I watched my father lose both legs to diabetes. He died in a wheelchair at 58. Twenty years later, my endocrinologist gave me the same death sentence: “The ulcer isn’t healing. We need to amputate. June 12th.”
My A1C was controlled. I took my Metformin every day. But just like my father, my nerves were dying from the inside out — and nobody could tell me how to stop it.
My wife refused to accept it. She found research showing every diabetic amputation starts with “microvascular starvation” — tiny blood vessels collapsing, cutting off oxygen to nerve endings. Without blood flow, nerves can’t repair. They die. By day 6, the ulcer showed pink tissue growth. On June 11th — one day before my amputation — my surgeon said: “We’re canceling the surgery. This is healing.”
But here’s what hospitals don’t tell you: It’s reversible. Even in advanced cases.
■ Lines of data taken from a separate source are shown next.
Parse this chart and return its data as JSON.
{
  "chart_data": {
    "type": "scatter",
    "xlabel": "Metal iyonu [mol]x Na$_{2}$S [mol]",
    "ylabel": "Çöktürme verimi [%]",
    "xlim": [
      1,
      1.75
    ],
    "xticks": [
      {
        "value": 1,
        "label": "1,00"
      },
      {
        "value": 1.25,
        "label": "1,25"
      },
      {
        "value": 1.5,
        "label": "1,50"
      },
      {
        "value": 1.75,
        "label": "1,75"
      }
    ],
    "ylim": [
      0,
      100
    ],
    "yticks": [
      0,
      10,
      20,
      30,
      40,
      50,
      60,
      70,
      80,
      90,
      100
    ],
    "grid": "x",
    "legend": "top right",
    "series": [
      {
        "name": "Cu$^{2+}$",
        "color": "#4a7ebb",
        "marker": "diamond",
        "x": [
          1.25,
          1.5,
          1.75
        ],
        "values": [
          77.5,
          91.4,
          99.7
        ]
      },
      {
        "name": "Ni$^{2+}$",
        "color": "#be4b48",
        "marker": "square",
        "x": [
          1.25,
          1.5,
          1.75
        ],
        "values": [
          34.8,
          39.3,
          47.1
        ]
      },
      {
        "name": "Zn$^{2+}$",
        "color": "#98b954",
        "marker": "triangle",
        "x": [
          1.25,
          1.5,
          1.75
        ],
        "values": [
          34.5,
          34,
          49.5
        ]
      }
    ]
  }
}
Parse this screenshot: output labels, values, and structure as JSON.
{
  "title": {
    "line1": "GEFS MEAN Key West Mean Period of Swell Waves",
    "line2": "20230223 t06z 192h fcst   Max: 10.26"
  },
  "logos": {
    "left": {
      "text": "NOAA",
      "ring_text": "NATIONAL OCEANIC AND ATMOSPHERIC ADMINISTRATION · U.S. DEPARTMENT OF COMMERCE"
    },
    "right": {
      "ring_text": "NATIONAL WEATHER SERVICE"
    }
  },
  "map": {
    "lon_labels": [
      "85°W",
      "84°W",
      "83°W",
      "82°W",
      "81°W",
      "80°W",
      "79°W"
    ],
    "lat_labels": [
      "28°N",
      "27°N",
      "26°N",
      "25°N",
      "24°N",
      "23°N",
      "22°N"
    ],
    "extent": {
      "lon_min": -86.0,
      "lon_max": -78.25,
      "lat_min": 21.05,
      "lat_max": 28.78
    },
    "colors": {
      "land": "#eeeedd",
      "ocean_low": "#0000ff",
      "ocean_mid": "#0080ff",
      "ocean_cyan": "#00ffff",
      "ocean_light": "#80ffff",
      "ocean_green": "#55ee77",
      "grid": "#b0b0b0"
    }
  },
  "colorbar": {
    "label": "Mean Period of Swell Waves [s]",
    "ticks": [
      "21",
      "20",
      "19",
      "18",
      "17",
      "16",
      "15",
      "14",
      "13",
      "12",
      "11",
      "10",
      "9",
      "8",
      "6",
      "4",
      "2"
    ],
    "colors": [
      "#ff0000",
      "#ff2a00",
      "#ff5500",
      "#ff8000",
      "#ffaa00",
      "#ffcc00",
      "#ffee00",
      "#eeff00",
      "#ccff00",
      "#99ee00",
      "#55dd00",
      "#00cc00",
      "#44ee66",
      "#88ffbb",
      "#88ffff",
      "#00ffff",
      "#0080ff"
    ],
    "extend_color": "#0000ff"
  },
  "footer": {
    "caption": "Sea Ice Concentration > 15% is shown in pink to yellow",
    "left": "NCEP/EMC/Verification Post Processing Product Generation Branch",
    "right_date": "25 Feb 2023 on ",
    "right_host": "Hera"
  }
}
She found a naturopath named Barbara O’Neill who discovered a method to reopen collapsed capillaries and restore blood flow to dying nerves. I had 11 days. I had nothing to lose.
Within 48 hours, I felt pins-and-needles in my toes for the first time in three years. That was 8 months ago. I still have both feet. Over 73,000 diabetics lose a limb every year. Most never learn what I learned.